Tapi, lama-lama pernah nggak ngerasa kesepian dan ingin pulang saja? Inilah yang hampir dialami semua perantau newbie. Apalagi pandemi gini, mau pulang takut, nggak pulang bikin cemberut.


Jadi, wajar banget kalau kamu merasakannYa juga. Bukan karena kamu lemah dan tidak adaptif lho. Justru kamu itu sedang berproses menyesuaikan diri, sehingga nggakpapa muncul gejolak ditengah jalan.


Hal yang paling bisa kamu pelajari dari merantau adalah kamu jadi lebih kenal dirimu sendiri. Bagaimana tidak, kamu adalah teman untuk dirimu sendiri! Mungkin kalau di rumah, kamu bisa berkeluh kesah dengan adik atau kakak.


Ada ibu yang selalu menyiapkan bekal, ada bapak yang membantu mengurus pekerjaan rumahmu. Sementara, kalau merantau kamu harus bisa berdamai dengan dirimu. Harus memahami betul kekuatan dan kelemahanmu supaya kamu bisa mengelola diri dengan baik.


Misalnya, kamu lagi mager banget nih, padahal cucian baju belum selesai, makan siang belum terbeli, kerjaan kantor belum tuntas. Apa iya kamu akan berdiam diri saja menuruti rasa mager mu tadi?

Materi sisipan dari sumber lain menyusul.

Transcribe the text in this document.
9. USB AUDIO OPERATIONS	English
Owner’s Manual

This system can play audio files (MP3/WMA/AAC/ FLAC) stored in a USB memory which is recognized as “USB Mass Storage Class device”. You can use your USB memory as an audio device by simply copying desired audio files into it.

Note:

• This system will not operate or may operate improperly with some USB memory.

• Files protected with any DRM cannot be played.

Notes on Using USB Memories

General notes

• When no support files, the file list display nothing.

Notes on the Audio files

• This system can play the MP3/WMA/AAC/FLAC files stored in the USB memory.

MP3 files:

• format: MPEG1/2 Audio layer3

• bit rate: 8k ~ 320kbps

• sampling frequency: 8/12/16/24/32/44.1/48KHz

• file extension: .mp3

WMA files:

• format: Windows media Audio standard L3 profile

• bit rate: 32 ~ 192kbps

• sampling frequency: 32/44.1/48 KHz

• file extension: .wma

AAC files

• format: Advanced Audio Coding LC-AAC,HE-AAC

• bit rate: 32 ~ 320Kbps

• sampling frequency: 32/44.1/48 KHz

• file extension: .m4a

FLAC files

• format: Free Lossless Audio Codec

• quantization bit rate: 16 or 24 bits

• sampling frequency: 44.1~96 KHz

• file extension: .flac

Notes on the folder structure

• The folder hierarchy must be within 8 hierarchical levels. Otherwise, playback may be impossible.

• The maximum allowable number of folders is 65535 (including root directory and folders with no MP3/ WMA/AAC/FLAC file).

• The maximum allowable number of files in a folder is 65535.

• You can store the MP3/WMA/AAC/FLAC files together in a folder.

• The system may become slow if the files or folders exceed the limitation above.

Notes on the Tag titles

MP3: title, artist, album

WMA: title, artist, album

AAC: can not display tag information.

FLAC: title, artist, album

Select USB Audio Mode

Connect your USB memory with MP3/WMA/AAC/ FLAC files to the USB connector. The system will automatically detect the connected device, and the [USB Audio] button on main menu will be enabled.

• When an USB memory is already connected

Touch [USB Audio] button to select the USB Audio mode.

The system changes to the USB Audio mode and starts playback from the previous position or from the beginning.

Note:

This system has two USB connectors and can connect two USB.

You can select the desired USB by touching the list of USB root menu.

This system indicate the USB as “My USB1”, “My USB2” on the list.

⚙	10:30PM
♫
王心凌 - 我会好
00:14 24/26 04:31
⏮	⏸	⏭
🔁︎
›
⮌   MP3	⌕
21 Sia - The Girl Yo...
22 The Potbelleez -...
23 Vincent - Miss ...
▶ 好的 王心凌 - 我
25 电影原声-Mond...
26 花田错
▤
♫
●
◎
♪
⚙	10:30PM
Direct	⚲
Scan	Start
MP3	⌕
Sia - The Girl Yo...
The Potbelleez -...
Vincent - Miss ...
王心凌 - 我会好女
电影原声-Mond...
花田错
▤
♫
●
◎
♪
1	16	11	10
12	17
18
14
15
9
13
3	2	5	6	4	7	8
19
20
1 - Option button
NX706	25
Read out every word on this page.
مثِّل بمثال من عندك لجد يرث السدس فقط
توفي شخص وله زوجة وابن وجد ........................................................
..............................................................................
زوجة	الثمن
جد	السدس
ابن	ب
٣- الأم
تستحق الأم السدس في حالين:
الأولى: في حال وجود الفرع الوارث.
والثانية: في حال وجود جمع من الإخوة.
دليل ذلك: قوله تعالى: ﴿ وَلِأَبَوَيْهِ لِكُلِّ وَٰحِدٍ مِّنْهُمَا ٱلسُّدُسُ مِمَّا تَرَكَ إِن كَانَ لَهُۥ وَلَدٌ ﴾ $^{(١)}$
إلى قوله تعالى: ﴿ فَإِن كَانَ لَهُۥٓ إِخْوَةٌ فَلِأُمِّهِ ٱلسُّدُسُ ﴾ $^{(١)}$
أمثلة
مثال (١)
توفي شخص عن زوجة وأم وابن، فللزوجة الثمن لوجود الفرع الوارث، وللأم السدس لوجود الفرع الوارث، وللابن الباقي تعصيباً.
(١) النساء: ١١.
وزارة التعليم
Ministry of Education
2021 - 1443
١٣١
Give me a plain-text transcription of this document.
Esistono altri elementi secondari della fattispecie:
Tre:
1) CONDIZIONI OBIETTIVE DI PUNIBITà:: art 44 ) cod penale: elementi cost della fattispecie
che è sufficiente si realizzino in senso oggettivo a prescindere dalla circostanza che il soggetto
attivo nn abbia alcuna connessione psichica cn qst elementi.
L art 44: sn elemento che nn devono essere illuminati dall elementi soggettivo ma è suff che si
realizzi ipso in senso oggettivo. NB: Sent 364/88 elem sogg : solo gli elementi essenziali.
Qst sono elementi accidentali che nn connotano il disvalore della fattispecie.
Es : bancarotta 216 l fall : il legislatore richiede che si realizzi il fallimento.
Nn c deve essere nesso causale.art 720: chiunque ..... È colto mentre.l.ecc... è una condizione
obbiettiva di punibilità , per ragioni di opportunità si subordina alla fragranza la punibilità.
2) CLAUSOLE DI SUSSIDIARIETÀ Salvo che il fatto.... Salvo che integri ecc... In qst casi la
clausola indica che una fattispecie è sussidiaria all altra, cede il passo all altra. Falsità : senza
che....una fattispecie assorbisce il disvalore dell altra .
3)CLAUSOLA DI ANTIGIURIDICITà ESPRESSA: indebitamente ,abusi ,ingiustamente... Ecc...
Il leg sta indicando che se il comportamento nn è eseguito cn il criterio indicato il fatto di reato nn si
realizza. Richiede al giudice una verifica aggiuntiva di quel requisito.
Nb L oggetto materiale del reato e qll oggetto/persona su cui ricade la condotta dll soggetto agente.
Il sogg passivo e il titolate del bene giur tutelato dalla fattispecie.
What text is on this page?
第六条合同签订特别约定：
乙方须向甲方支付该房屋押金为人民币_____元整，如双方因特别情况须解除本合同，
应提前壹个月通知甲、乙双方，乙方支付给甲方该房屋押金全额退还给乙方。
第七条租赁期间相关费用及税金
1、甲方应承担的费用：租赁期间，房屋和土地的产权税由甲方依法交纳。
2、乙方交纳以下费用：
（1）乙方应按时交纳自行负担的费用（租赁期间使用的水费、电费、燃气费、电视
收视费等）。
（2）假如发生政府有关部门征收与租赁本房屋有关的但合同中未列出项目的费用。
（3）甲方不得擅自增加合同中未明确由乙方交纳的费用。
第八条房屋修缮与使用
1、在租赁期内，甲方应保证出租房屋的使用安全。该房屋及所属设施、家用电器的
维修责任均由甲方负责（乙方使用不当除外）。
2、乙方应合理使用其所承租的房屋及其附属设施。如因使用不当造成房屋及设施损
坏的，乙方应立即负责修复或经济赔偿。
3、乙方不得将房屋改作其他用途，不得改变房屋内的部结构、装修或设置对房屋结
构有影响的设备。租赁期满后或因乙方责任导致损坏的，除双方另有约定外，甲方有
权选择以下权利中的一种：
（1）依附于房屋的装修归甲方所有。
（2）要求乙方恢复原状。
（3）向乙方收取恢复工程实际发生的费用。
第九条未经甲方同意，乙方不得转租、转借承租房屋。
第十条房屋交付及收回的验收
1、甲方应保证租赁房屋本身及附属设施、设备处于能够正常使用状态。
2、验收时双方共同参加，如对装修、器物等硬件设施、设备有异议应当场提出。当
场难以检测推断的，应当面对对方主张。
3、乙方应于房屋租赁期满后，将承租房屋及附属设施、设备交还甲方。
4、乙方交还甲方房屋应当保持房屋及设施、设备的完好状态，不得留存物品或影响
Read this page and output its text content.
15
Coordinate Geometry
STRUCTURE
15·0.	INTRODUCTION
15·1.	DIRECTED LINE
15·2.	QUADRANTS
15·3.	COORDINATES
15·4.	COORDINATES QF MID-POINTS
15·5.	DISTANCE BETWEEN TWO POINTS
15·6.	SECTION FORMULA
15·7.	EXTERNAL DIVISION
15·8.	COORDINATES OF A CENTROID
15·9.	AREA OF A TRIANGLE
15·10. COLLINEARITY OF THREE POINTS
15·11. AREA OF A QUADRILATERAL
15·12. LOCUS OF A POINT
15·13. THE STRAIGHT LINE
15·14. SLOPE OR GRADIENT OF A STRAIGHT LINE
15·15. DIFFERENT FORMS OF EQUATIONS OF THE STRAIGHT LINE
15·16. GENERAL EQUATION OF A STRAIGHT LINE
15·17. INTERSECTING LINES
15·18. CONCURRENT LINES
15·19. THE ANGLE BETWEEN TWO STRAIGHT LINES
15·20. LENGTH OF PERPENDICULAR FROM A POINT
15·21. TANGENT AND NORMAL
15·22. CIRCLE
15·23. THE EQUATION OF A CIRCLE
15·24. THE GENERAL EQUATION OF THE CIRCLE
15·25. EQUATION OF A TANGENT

Tentu ada hari-hari saat kamu jadi melankolis banget pas di tanah rantau, itu sangat diizinkan Teman Baik! Ibarat bola yang mantul, pasti jatuh kebawah dulu sebelum terbang lebih tinggi.


Jadi kamu sangat boleh mellow. Menikmati dan merasakan betul-betul rasa rindumu yang berat, menatap layer ponsel sembari menengok album foto dan baper melihat kenangan yang ada didalamnya, merasakan kemalasan yang luar biasa untuk beraktivitas, serta rebahan berjam-jam menatap ternit. All is well and that`s really okay, dear Teman Baik…

Biar kamu nggak terus-terusan ngerasa kesepian, kamu bisa bereksplorasi dengan menerapkan prinsip “mumpung”.


Ah mumpung merantau, ah mumpung sendiri, ah mumpung di kota orang. Kamu bisa eksplor wisata, eksplor kuliner, eksplor pertemanan, dan eksplor hobimu juga!


Coba jadi dirimu versi terbaru, siapa tahu kamu menemukan jati diri yang sesungguhnya 😊 Hidup jiwa-jiwa perantau!